Is myasthenia in patients affected by SLE a part of the disease course or sign of its exacerbation or a separate entity?

Activity of SLE can be assessed with SLEDAI and BILAG activity scales in an attempt to objectively measure the degree of disease severity. These scales assess symptoms and their severity, considerate additional laboratory results, and can allocate corresponding scores. There tools may be more objective assessment of the patient. Neurological symptoms of systemic lupus achieve the highest scores in SLEDAI disease activity scale. Its interpretation is therefore crucial in a diagnostic process and is often a starting point for further management.
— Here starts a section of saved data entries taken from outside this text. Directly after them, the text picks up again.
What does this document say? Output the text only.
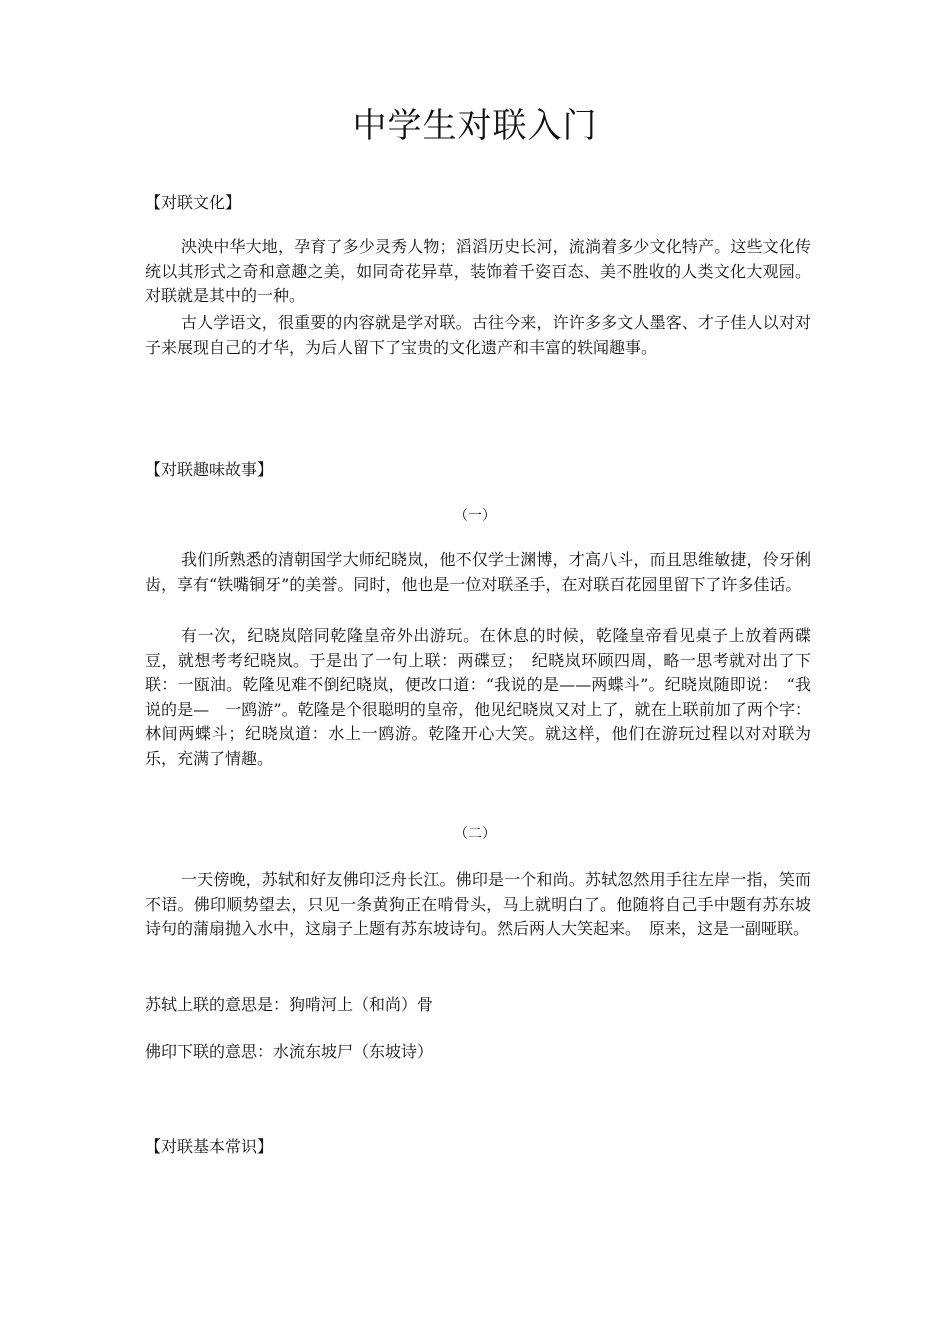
中学生对联入门
【对联文化】

泱泱中华大地，孕育了多少灵秀人物；滔滔历史长河，流淌着多少文化特产。这些文化传统以其形式之奇和意趣之美，如同奇花异草，装饰着千姿百态、美不胜收的人类文化大观园。对联就是其中的一种。

古人学语文，很重要的内容就是学对联。古往今来，许许多多文人墨客、才子佳人以对对子来展现自己的才华，为后人留下了宝贵的文化遗产和丰富的轶闻趣事。

【对联趣味故事】
（一）

我们所熟悉的清朝国学大师纪晓岚，他不仅学士渊博，才高八斗，而且思维敏捷，伶牙俐齿，享有“铁嘴铜牙”的美誉。同时，他也是一位对联圣手，在对联百花园里留下了许多佳话。

有一次，纪晓岚陪同乾隆皇帝外出游玩。在休息的时候，乾隆皇帝看见桌子上放着两碟豆，就想考考纪晓岚。于是出了一句上联：两碟豆；　纪晓岚环顾四周，略一思考就对出了下联：一瓯油。乾隆见难不倒纪晓岚，便改口道：“我说的是——两蝶斗”。纪晓岚随即说：　“我说的是—　一鸥游”。乾隆是个很聪明的皇帝，他见纪晓岚又对上了，就在上联前加了两个字：林间两蝶斗；纪晓岚道：水上一鸥游。乾隆开心大笑。就这样，他们在游玩过程以对对联为乐，充满了情趣。

（二）

一天傍晚，苏轼和好友佛印泛舟长江。佛印是一个和尚。苏轼忽然用手往左岸一指，笑而不语。佛印顺势望去，只见一条黄狗正在啃骨头，马上就明白了。他随将自己手中题有苏东坡诗句的蒲扇抛入水中，这扇子上题有苏东坡诗句。然后两人大笑起来。　原来，这是一副哑联。

苏轼上联的意思是：狗啃河上（和尚）骨
佛印下联的意思：水流东坡尸（东坡诗）
【对联基本常识】
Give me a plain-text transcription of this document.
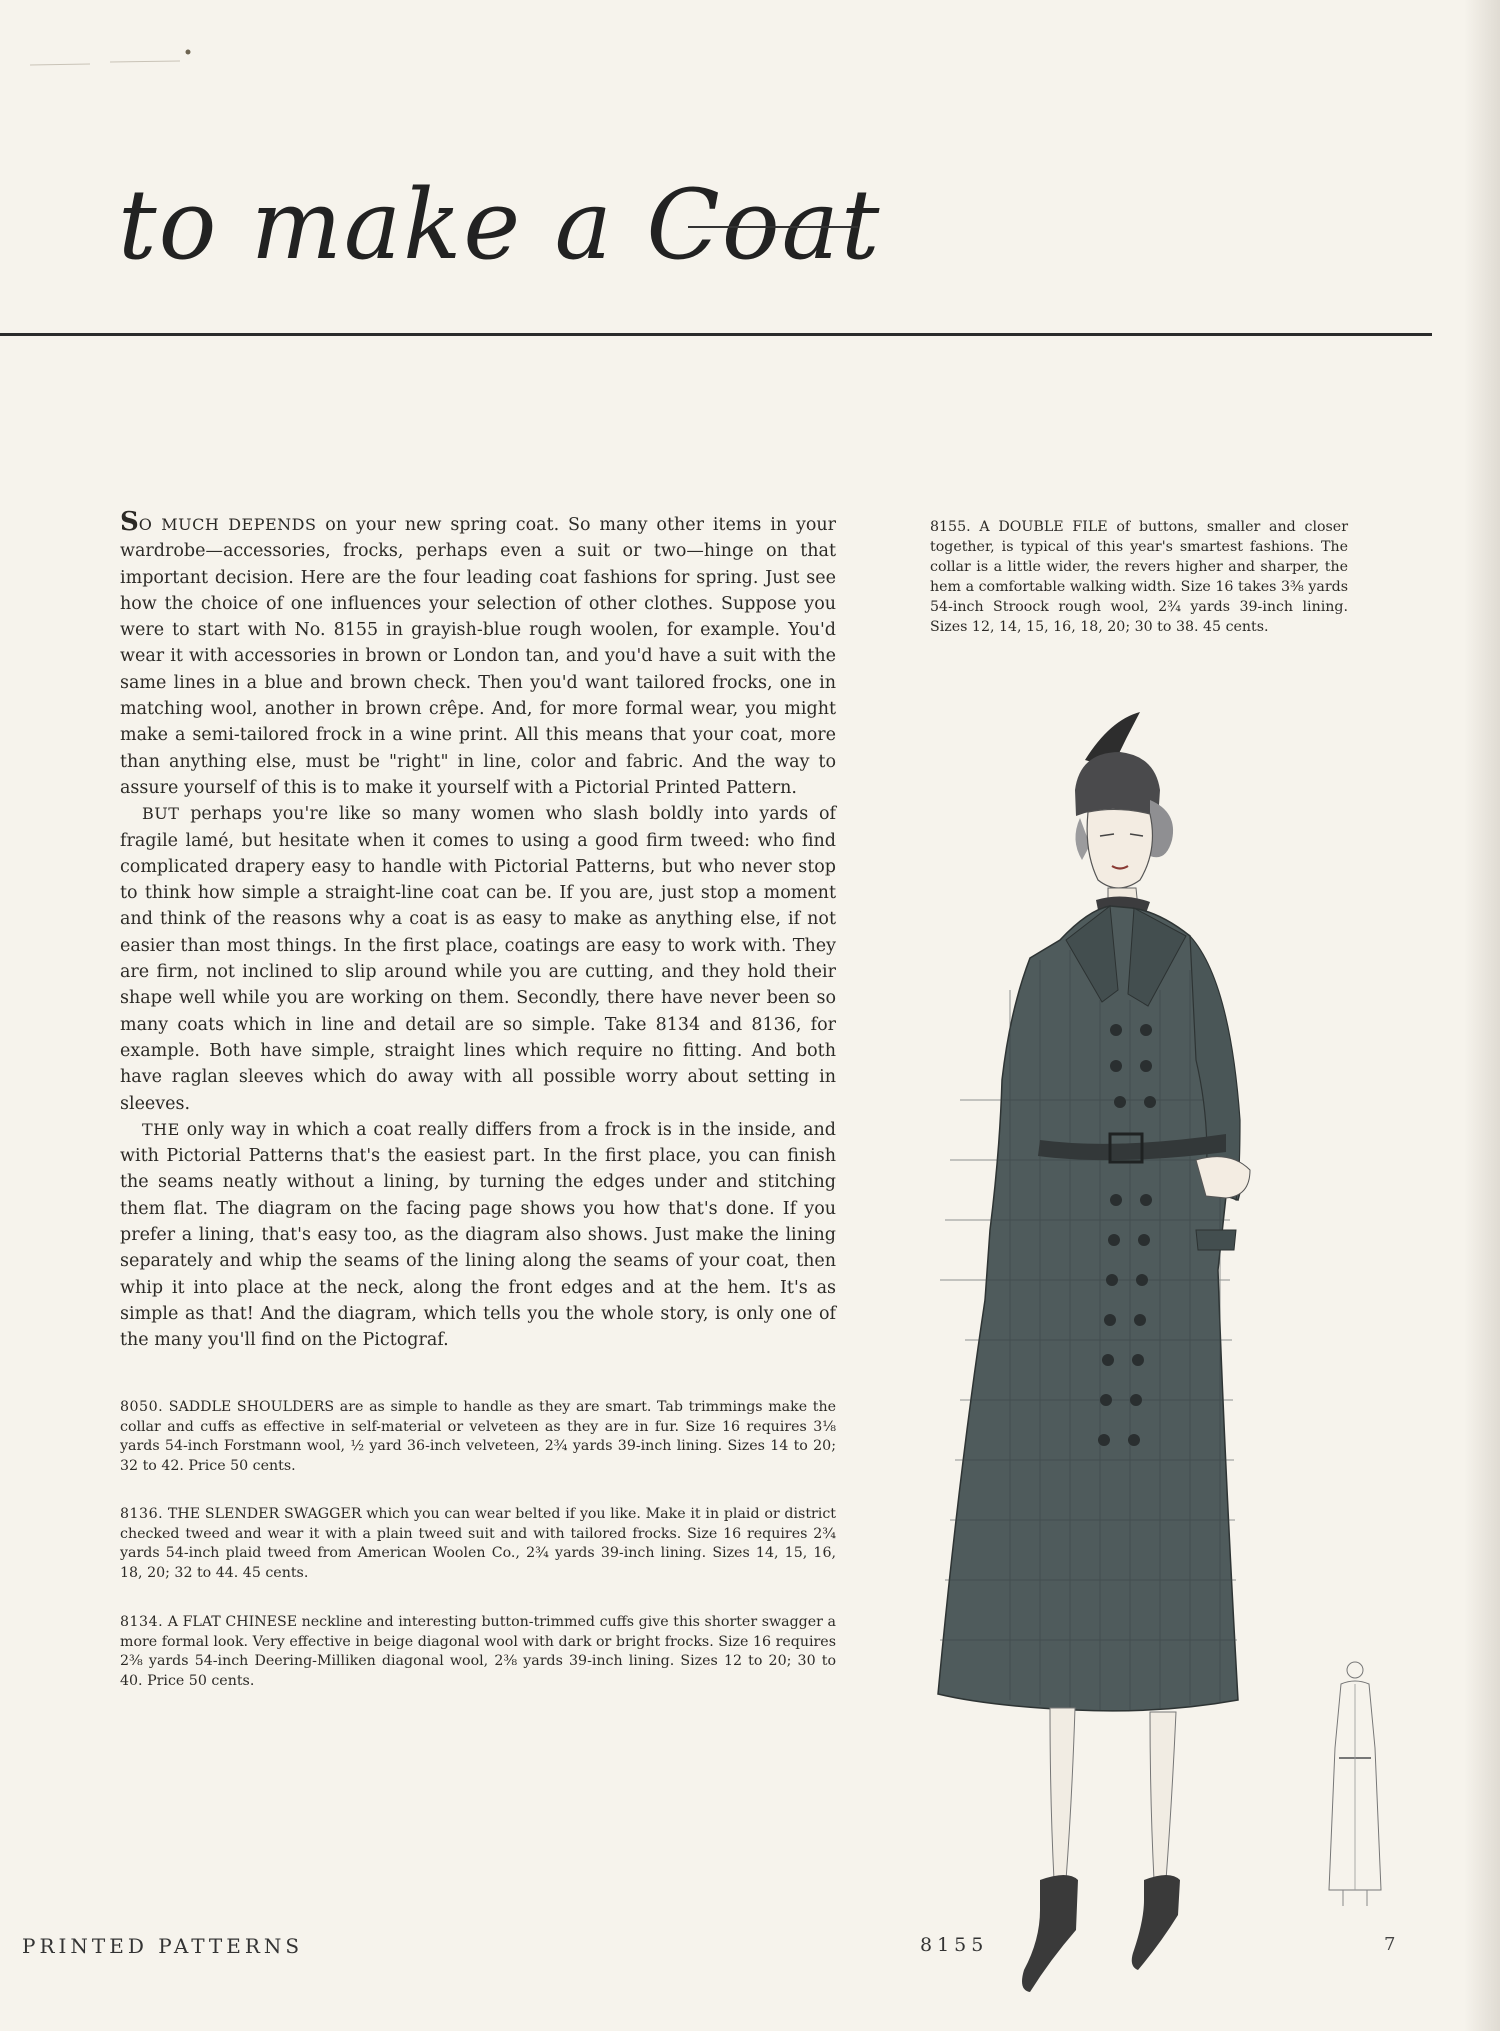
to make a Coat

SO MUCH DEPENDS on your new spring coat. So many other items in your wardrobe—accessories, frocks, perhaps even a suit or two—hinge on that important decision. Here are the four leading coat fashions for spring. Just see how the choice of one influences your selection of other clothes. Suppose you were to start with No. 8155 in grayish-blue rough woolen, for example. You'd wear it with accessories in brown or London tan, and you'd have a suit with the same lines in a blue and brown check. Then you'd want tailored frocks, one in matching wool, another in brown crêpe. And, for more formal wear, you might make a semi-tailored frock in a wine print. All this means that your coat, more than anything else, must be "right" in line, color and fabric. And the way to assure yourself of this is to make it yourself with a Pictorial Printed Pattern.

BUT perhaps you're like so many women who slash boldly into yards of fragile lamé, but hesitate when it comes to using a good firm tweed: who find complicated drapery easy to handle with Pictorial Patterns, but who never stop to think how simple a straight-line coat can be. If you are, just stop a moment and think of the reasons why a coat is as easy to make as anything else, if not easier than most things. In the first place, coatings are easy to work with. They are firm, not inclined to slip around while you are cutting, and they hold their shape well while you are working on them. Secondly, there have never been so many coats which in line and detail are so simple. Take 8134 and 8136, for example. Both have simple, straight lines which require no fitting. And both have raglan sleeves which do away with all possible worry about setting in sleeves.

THE only way in which a coat really differs from a frock is in the inside, and with Pictorial Patterns that's the easiest part. In the first place, you can finish the seams neatly without a lining, by turning the edges under and stitching them flat. The diagram on the facing page shows you how that's done. If you prefer a lining, that's easy too, as the diagram also shows. Just make the lining separately and whip the seams of the lining along the seams of your coat, then whip it into place at the neck, along the front edges and at the hem. It's as simple as that! And the diagram, which tells you the whole story, is only one of the many you'll find on the Pictograf.

8050. SADDLE SHOULDERS are as simple to handle as they are smart. Tab trimmings make the collar and cuffs as effective in self-material or velveteen as they are in fur. Size 16 requires 3⅛ yards 54-inch Forstmann wool, ½ yard 36-inch velveteen, 2¾ yards 39-inch lining. Sizes 14 to 20; 32 to 42. Price 50 cents.

8136. THE SLENDER SWAGGER which you can wear belted if you like. Make it in plaid or district checked tweed and wear it with a plain tweed suit and with tailored frocks. Size 16 requires 2¾ yards 54-inch plaid tweed from American Woolen Co., 2¾ yards 39-inch lining. Sizes 14, 15, 16, 18, 20; 32 to 44. 45 cents.

8134. A FLAT CHINESE neckline and interesting button-trimmed cuffs give this shorter swagger a more formal look. Very effective in beige diagonal wool with dark or bright frocks. Size 16 requires 2⅜ yards 54-inch Deering-Milliken diagonal wool, 2⅜ yards 39-inch lining. Sizes 12 to 20; 30 to 40. Price 50 cents.

8155. A DOUBLE FILE of buttons, smaller and closer together, is typical of this year's smartest fashions. The collar is a little wider, the revers higher and sharper, the hem a comfortable walking width. Size 16 takes 3⅜ yards 54-inch Stroock rough wool, 2¾ yards 39-inch lining. Sizes 12, 14, 15, 16, 18, 20; 30 to 38. 45 cents.

PRINTED PATTERNS	8155	7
The patient received an immunosuppressive therapy due to a neurological character of the described symptoms and their association with clinical states of lupus activity. This could improve a nerve-muscle conduction apart from the anticholinergic treatment. It is known from the literature that in the isolated cases of myasthenia, the effectiveness of the immunosuppressive therapy including cyclophosphamide and corticosteroids has been previously reported [15]. The results were positive, but no randomized clinical trials were conducted.

Summary

Kaleidoscope of systemic lupus symptoms and its dynamic course requires an appropriate interpretation of observed symptoms and an objective assessment of the disease activity. Management of patients with NPSLE requires a great experience, diagnostic insight, detailed differentiation and therapeutic decisions according to treat-to-target goal. Primary NPSLE is reflected of disease activity with less than 40 % of neurological symptoms arising in the course of SLE. Secondary NPSLE is reflected as complications and side effects of our treatment and occurs more often. All a both could be consider in differential diagnosis of primary and secondary changes in the course of NPSLE. Myasthenia symptoms in SLE are often surprising and rare. Without identification of the underlying cause of neurological impairment, we may treat patient unsuccessfully with high risk of therapeutic complications with any clinical improvement. An immunological storm, which accompanies exacerbation of SLE and a wide range of symptoms, makes the systemic lupus, especially with nervous system involvement, a challenge both from diagnostic and from therapeutic points of view.